Due to the complex and unstructured nature of the intestine, 3D reconstruction and visual navigation are imperative for clinical endoscopists performing the skill-intensive colonoscopy. Unsupervised 3D reconstruction methods, as a mainstream paradigm in auto-driving scenarios, exploit warping loss to predict 6-DOF pose and depth information jointly. However, owing to illumination inconsistency, repeated texture regions, and non-Lambertian reflection, the geometry warping constraint cannot be efficiently applied to the colonic environment. Therefore, we propose a novel feature point-based method to handle the pose estimation in the colonic scenario. Specifically, PoseNet incorporates an attention module that learns the feature points embedding, enabling the network to concentrate on distinguishable tissue regions. In addition, to finalize visual reconstruction, we proposed a DepthNet that adopts a multi-scale structure and scale-invariant loss to alleviate the ambiguity of the global scale. We also introduce a clinically-oriented colon dataset containing simulated and phantom data to facilitate the study of transfer-learning and prospective clinical applications. To validate our framework’s generalization ability on different datasets, we train our model on a public dataset but test it on the proposed datasets without any fine-tuning. The results reveal its superior performance. All datasets are publicly available for effective quantitative benchmarking.

Instructions: 

Detailed information about the phantom can be viewed at the following website.

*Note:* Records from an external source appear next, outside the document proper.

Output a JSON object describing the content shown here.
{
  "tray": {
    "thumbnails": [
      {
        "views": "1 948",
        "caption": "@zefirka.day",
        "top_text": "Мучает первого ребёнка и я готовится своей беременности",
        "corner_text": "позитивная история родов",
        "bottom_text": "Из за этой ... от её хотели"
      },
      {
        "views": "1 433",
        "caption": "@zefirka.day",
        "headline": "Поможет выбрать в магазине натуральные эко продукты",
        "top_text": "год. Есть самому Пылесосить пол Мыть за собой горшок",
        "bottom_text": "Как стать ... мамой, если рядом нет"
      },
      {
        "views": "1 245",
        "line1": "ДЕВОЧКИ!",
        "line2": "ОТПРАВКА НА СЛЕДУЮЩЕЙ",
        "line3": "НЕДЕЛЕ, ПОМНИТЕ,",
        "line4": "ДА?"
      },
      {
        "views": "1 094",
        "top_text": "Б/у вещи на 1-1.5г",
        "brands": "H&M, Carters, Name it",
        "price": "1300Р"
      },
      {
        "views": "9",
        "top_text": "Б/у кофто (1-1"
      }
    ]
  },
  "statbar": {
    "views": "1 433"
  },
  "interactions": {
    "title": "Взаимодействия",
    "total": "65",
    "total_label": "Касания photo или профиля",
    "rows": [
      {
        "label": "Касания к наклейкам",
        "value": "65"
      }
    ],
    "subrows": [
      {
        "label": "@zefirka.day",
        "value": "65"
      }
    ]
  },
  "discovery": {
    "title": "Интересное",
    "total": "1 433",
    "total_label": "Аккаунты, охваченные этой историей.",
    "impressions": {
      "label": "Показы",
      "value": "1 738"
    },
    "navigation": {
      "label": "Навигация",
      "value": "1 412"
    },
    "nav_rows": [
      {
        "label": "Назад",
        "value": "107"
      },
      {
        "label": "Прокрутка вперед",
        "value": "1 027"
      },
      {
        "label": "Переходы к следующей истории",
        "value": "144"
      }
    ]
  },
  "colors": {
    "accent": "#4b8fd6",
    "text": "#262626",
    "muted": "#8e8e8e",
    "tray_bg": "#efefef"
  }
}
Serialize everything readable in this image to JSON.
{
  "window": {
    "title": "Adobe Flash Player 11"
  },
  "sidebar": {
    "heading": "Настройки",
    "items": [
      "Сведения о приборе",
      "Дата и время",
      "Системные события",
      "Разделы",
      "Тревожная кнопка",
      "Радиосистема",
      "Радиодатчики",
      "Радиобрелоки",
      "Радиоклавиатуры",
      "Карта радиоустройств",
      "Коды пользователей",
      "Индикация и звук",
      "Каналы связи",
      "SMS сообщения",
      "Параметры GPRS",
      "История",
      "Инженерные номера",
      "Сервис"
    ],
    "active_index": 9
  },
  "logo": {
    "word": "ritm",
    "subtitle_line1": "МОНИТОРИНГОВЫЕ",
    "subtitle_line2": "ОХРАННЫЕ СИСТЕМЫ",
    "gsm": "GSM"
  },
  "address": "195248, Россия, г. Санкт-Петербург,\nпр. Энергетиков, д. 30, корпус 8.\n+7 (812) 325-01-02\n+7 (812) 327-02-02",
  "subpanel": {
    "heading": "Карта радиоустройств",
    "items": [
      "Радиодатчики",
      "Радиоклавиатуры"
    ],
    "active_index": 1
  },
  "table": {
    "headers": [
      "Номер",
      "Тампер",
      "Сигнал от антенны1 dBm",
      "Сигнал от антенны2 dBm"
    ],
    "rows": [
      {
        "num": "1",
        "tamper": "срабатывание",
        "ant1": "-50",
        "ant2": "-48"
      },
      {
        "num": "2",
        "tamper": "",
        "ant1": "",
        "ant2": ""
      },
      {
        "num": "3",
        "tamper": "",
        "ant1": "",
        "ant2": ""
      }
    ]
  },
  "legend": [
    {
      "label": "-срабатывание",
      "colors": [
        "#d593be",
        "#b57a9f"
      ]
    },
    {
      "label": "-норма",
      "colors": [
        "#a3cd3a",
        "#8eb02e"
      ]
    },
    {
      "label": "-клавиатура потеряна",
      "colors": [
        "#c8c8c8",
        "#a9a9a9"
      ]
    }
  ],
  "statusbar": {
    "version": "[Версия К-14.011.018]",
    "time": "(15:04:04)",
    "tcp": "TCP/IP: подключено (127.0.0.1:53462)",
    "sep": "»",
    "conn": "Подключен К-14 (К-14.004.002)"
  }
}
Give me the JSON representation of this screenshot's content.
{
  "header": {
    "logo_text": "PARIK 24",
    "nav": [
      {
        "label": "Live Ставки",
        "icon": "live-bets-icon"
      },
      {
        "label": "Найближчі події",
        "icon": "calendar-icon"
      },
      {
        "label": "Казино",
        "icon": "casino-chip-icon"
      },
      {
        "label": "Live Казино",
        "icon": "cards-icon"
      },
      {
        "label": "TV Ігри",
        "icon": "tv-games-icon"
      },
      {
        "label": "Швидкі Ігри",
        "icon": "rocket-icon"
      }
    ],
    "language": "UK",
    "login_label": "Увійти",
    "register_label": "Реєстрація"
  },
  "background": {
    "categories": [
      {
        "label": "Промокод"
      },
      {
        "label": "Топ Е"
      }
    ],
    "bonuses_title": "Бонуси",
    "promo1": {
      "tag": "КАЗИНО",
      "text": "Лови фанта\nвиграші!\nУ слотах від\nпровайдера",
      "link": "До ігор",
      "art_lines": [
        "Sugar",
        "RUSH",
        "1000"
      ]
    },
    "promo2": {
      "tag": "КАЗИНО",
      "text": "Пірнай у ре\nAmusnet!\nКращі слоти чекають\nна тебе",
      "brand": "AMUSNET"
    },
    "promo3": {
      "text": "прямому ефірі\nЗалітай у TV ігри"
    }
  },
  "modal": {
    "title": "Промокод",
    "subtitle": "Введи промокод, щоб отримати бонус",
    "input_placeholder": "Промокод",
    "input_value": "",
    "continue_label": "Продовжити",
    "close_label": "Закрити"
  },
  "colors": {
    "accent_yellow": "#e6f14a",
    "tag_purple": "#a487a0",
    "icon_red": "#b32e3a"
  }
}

https://www.gtsimulators.com/collections/gastrointestinal-tract-simulato....
For the hardware of the dataset acquisition, we assembled and self-developed a flexible endoscope and imaging device, and placed the Aurora electromagnetic tracking system on top of the phantom.
The final collected data format is color RGB image and magnetic positioning position and pose data. RGB image resolution is 640 × 480 with black edge. we also provide the scripts of data pre-process in practice. In order for the endoscope to insert the body membrane smoothly, we used lubricating oil during capturing the image, so the image has a little bit of water reflection as like the clinical image. We recorded the data 7 times, including the forward and backward posture of the endoscope, more details are as follows:
Record01 (545 frames):backward from the tip of phantom as a very fast speed.
Record02 (1951 frames):backward from the tip of phantom as a very slow speed.
Record03 (1950 frames):backward from the tip of phantom as a very slow speed.
Record04 (838 frames):backward from the tip of phantom as a very slow speed.
Record05 (1952 frames):forward from the start of phantom as a very slow speed.
Record06 (1564 frames):forward from the start of phantom as a very slow speed.
Record07 (1952 frames):backward from the start of phantom as a very slow speed.
Note: The Record03 and Record04 can form a complete trajectory, namely part1 and part2, same as Record05 and Record06.